Establishing a sinking fund means setting money aside now because you know you'll need it—or want it—later. You should be able to avoid most financial emergencies and save your emergency fund for something along the lines of illness or job loss. Your emergency fund should be reserved for something that comes at you out of the blue, something unexpected, while a sinking fund is for a planned expense, something expected.
How to Set Up a Sinking Fund
Dedicate an account to hold your sinking fund. It can be a run-of-the-mill savings account, nothing fancy, just a way to segregate the money. Naming it accordingly can help keep you motivated and avoid dipping into it for other things. Give it a tag like "Beth's New Kitchen" or "Bermuda or Bust!"
If discipline isn't your strong suit, keep reminding yourself how happy you'll be when you've reached your savings goal.
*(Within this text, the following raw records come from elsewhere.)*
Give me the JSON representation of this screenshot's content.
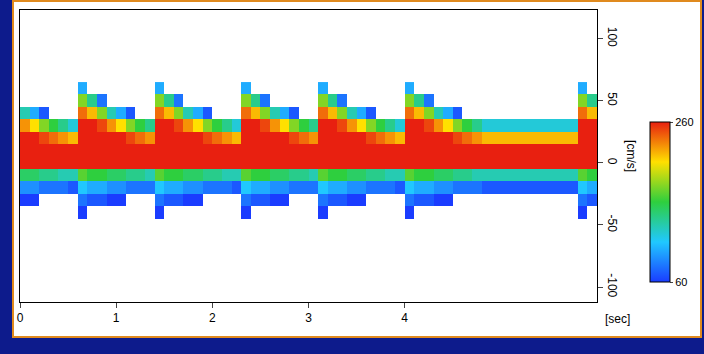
{
  "chart_data": {
    "type": "heatmap",
    "x_label": "[sec]",
    "y_label": "[cm/s]",
    "xlim": [
      0,
      6
    ],
    "xticks": [
      0,
      1,
      2,
      3,
      4
    ],
    "ylim": [
      -112,
      123
    ],
    "yticks": [
      -100,
      -50,
      0,
      50,
      100
    ],
    "grid": false,
    "colorbar": {
      "range": [
        60,
        260
      ],
      "ticks": [
        60,
        260
      ]
    },
    "x": [
      0.05,
      0.15,
      0.25,
      0.35,
      0.45,
      0.55,
      0.65,
      0.75,
      0.85,
      0.95,
      1.05,
      1.15,
      1.25,
      1.35,
      1.45,
      1.55,
      1.65,
      1.75,
      1.85,
      1.95,
      2.05,
      2.15,
      2.25,
      2.35,
      2.45,
      2.55,
      2.65,
      2.75,
      2.85,
      2.95,
      3.05,
      3.15,
      3.25,
      3.35,
      3.45,
      3.55,
      3.65,
      3.75,
      3.85,
      3.95,
      4.05,
      4.15,
      4.25,
      4.35,
      4.45,
      4.55,
      4.65,
      4.75,
      4.85,
      4.95,
      5.05,
      5.15,
      5.25,
      5.35,
      5.45,
      5.55,
      5.65,
      5.75,
      5.85,
      5.95
    ],
    "y": [
      -50,
      -40,
      -30,
      -20,
      -10,
      0,
      10,
      20,
      30,
      40,
      50,
      60
    ],
    "cells": [
      [
        null,
        null,
        60,
        90,
        150,
        260,
        260,
        260,
        230,
        130,
        null,
        null
      ],
      [
        null,
        null,
        60,
        90,
        150,
        260,
        260,
        260,
        210,
        100,
        null,
        null
      ],
      [
        null,
        null,
        null,
        80,
        140,
        260,
        260,
        250,
        180,
        70,
        null,
        null
      ],
      [
        null,
        null,
        null,
        80,
        140,
        260,
        260,
        240,
        160,
        null,
        null,
        null
      ],
      [
        null,
        null,
        null,
        80,
        130,
        260,
        260,
        230,
        140,
        null,
        null,
        null
      ],
      [
        null,
        null,
        null,
        70,
        130,
        260,
        260,
        220,
        120,
        null,
        null,
        null
      ],
      [
        null,
        60,
        80,
        110,
        170,
        260,
        260,
        260,
        260,
        240,
        180,
        100
      ],
      [
        null,
        null,
        70,
        100,
        160,
        260,
        260,
        260,
        260,
        220,
        140,
        null
      ],
      [
        null,
        null,
        70,
        100,
        160,
        260,
        260,
        260,
        250,
        180,
        80,
        null
      ],
      [
        null,
        null,
        60,
        90,
        150,
        260,
        260,
        260,
        230,
        130,
        null,
        null
      ],
      [
        null,
        null,
        60,
        90,
        150,
        260,
        260,
        260,
        210,
        100,
        null,
        null
      ],
      [
        null,
        null,
        null,
        80,
        140,
        260,
        260,
        250,
        180,
        70,
        null,
        null
      ],
      [
        null,
        null,
        null,
        80,
        140,
        260,
        260,
        240,
        160,
        null,
        null,
        null
      ],
      [
        null,
        null,
        null,
        80,
        130,
        260,
        260,
        230,
        140,
        null,
        null,
        null
      ],
      [
        null,
        60,
        80,
        110,
        170,
        260,
        260,
        260,
        260,
        240,
        180,
        100
      ],
      [
        null,
        null,
        70,
        100,
        160,
        260,
        260,
        260,
        260,
        220,
        140,
        null
      ],
      [
        null,
        null,
        70,
        100,
        160,
        260,
        260,
        260,
        250,
        180,
        80,
        null
      ],
      [
        null,
        null,
        60,
        90,
        150,
        260,
        260,
        260,
        230,
        130,
        null,
        null
      ],
      [
        null,
        null,
        60,
        90,
        150,
        260,
        260,
        260,
        210,
        100,
        null,
        null
      ],
      [
        null,
        null,
        null,
        80,
        140,
        260,
        260,
        250,
        180,
        70,
        null,
        null
      ],
      [
        null,
        null,
        null,
        80,
        140,
        260,
        260,
        240,
        160,
        null,
        null,
        null
      ],
      [
        null,
        null,
        null,
        80,
        130,
        260,
        260,
        230,
        140,
        null,
        null,
        null
      ],
      [
        null,
        null,
        null,
        70,
        130,
        260,
        260,
        220,
        120,
        null,
        null,
        null
      ],
      [
        null,
        60,
        80,
        110,
        170,
        260,
        260,
        260,
        260,
        240,
        180,
        100
      ],
      [
        null,
        null,
        70,
        100,
        160,
        260,
        260,
        260,
        260,
        220,
        140,
        null
      ],
      [
        null,
        null,
        70,
        100,
        160,
        260,
        260,
        260,
        250,
        180,
        80,
        null
      ],
      [
        null,
        null,
        60,
        90,
        150,
        260,
        260,
        260,
        230,
        130,
        null,
        null
      ],
      [
        null,
        null,
        60,
        90,
        150,
        260,
        260,
        260,
        210,
        100,
        null,
        null
      ],
      [
        null,
        null,
        null,
        80,
        140,
        260,
        260,
        250,
        180,
        70,
        null,
        null
      ],
      [
        null,
        null,
        null,
        80,
        140,
        260,
        260,
        240,
        160,
        null,
        null,
        null
      ],
      [
        null,
        null,
        null,
        80,
        130,
        260,
        260,
        230,
        140,
        null,
        null,
        null
      ],
      [
        null,
        60,
        80,
        110,
        170,
        260,
        260,
        260,
        260,
        240,
        180,
        100
      ],
      [
        null,
        null,
        70,
        100,
        160,
        260,
        260,
        260,
        260,
        220,
        140,
        null
      ],
      [
        null,
        null,
        70,
        100,
        160,
        260,
        260,
        260,
        250,
        180,
        80,
        null
      ],
      [
        null,
        null,
        60,
        90,
        150,
        260,
        260,
        260,
        230,
        130,
        null,
        null
      ],
      [
        null,
        null,
        60,
        90,
        150,
        260,
        260,
        260,
        210,
        100,
        null,
        null
      ],
      [
        null,
        null,
        null,
        80,
        140,
        260,
        260,
        250,
        180,
        70,
        null,
        null
      ],
      [
        null,
        null,
        null,
        80,
        140,
        260,
        260,
        240,
        160,
        null,
        null,
        null
      ],
      [
        null,
        null,
        null,
        80,
        130,
        260,
        260,
        230,
        140,
        null,
        null,
        null
      ],
      [
        null,
        null,
        null,
        70,
        130,
        260,
        260,
        220,
        120,
        null,
        null,
        null
      ],
      [
        null,
        60,
        80,
        110,
        170,
        260,
        260,
        260,
        260,
        240,
        180,
        100
      ],
      [
        null,
        null,
        70,
        100,
        160,
        260,
        260,
        260,
        260,
        220,
        140,
        null
      ],
      [
        null,
        null,
        70,
        100,
        160,
        260,
        260,
        260,
        250,
        180,
        80,
        null
      ],
      [
        null,
        null,
        60,
        90,
        150,
        260,
        260,
        260,
        230,
        130,
        null,
        null
      ],
      [
        null,
        null,
        60,
        90,
        150,
        260,
        260,
        260,
        210,
        100,
        null,
        null
      ],
      [
        null,
        null,
        null,
        80,
        140,
        260,
        260,
        250,
        180,
        70,
        null,
        null
      ],
      [
        null,
        null,
        null,
        80,
        140,
        260,
        260,
        240,
        160,
        null,
        null,
        null
      ],
      [
        null,
        null,
        null,
        80,
        130,
        260,
        260,
        230,
        140,
        null,
        null,
        null
      ],
      [
        null,
        null,
        null,
        70,
        130,
        260,
        260,
        220,
        120,
        null,
        null,
        null
      ],
      [
        null,
        null,
        null,
        70,
        130,
        260,
        260,
        220,
        120,
        null,
        null,
        null
      ],
      [
        null,
        null,
        null,
        70,
        130,
        260,
        260,
        220,
        120,
        null,
        null,
        null
      ],
      [
        null,
        null,
        null,
        70,
        130,
        260,
        260,
        220,
        120,
        null,
        null,
        null
      ],
      [
        null,
        null,
        null,
        70,
        130,
        260,
        260,
        220,
        120,
        null,
        null,
        null
      ],
      [
        null,
        null,
        null,
        70,
        130,
        260,
        260,
        220,
        120,
        null,
        null,
        null
      ],
      [
        null,
        null,
        null,
        70,
        130,
        260,
        260,
        220,
        120,
        null,
        null,
        null
      ],
      [
        null,
        null,
        null,
        70,
        130,
        260,
        260,
        220,
        120,
        null,
        null,
        null
      ],
      [
        null,
        null,
        null,
        70,
        130,
        260,
        260,
        220,
        120,
        null,
        null,
        null
      ],
      [
        null,
        null,
        null,
        70,
        130,
        260,
        260,
        220,
        120,
        null,
        null,
        null
      ],
      [
        null,
        60,
        80,
        110,
        170,
        260,
        260,
        260,
        260,
        240,
        180,
        100
      ],
      [
        null,
        null,
        70,
        100,
        160,
        260,
        260,
        260,
        260,
        220,
        140,
        null
      ]
    ]
  }
}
Imagine having or doing whatever it is you've been saving for whenever you're tempted to dip into the money for other things.
Now put a reasonable price tag on the expenditure. It can be tempting to go light, but then you might reach the finish line only to realize that you didn't save enough. Go too heavy and you might struggle and grow demoralized before you reach your goal. So research that kitchen or your Bermuda accommodations and set a realistic target.
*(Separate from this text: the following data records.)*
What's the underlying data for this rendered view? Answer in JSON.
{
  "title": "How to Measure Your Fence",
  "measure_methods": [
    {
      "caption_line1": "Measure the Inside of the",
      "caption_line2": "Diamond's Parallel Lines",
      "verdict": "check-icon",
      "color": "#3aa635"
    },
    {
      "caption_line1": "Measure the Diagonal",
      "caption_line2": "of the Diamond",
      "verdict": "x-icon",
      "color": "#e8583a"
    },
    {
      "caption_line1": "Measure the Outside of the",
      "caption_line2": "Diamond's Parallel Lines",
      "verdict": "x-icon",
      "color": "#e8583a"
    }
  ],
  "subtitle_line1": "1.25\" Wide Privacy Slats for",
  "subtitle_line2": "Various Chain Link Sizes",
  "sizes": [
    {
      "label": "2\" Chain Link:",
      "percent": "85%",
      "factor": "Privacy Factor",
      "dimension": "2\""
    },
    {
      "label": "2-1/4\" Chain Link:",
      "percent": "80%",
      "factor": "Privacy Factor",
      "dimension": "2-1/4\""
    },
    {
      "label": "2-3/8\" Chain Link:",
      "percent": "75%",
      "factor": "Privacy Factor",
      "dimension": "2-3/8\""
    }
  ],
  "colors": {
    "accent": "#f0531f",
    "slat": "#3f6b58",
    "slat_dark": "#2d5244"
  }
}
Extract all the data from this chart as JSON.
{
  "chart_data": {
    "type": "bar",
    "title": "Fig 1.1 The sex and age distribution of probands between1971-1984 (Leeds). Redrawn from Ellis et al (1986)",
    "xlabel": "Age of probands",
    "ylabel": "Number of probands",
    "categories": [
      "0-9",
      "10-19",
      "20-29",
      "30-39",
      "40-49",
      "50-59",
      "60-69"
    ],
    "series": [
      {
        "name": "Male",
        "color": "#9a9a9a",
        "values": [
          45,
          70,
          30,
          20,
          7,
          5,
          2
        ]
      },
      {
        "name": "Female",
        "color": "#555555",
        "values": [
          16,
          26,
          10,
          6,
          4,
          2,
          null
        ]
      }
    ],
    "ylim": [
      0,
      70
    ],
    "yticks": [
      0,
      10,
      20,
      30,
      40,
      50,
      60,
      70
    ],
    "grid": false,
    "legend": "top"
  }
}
Let's say your number is $6,000. Look at your budget. How much can you squeeze out a month? Something in the neighborhood of $500 will have you gourmet-cooking in your new kitchen in a year. It might sound like a long time, but look at it this way: You won't be going into debt to afford the remodel so you'll enjoy all that food a lot more without the added indigestion.
In some cases, you might already have a target date. Maybe that Bermuda trip is going to happen because your sister is having a destination wedding in 10 months. You'll have to up that $500 to $600 to make the nut, but you'll still be able to spare your credit cards a lot of heavy-duty lifting even if you can't manage that much. Saving even $200 a month means you won't have to charge as much.
Sinking Funds Can Be Precautionary
Sooner or later, you're probably going to have to tweak the exhaust system on your old car or call the plumber for a hopelessly clogged drain. Putting a little money aside each month now will make stressful events easier to manage. You're prepared.
Many people set aside money each month to cover these expenses without even realizing that they're technically sinking funds. And if you know you have a major repair coming up, you can determine how much you'll need to set aside to cover it in time.
Save for the Fun Stuff
Yes, we're back to Bermuda again. Set money aside to cover the cost if there's a dream vacation you're dying to go on, or even if you just want a chance to go to the beach this summer. Nothing ruins a vacation or a day off faster than knowing you really can't afford to be there. Your vacation shouldn't ruin your budget, and saving in advance is the best way to avoid that.
Keep in mind that it might take you a few years to save up if you're on a tight budget, especially if you have grand plans.
Cover Medical Expenses
You might already have a sinking fund of sorts with your health savings account if you have a high deductible health insurance plan. You should be able to handle the rest of your medical expenses without too much trouble if you can save up enough to cover your annual deductible.
You should also take into account any money that your employer will contribute to help cover your costs.
Consider how much you'll have to increase this type of sinking fund as you get married and have children. The amount should increase as your risks increase.
Plan for Major Purchases
Pay for major purchases with cash. You might start a sinking fund for the next car you want to purchase or save up for a down payment on a home. Establishing a sinking fund will help you to avoid going into debt and make it easier to purchase something you can truly afford. The more cash you have to put down, the less you'll have to finance.
The Bottom Line
Setting your sinking funds now will make it easier for you to reach your other savings goals and reduce financial stress. Track the money in a separate category in your budget. Treat it like a commitment and stay motivated as you watch the balance grow.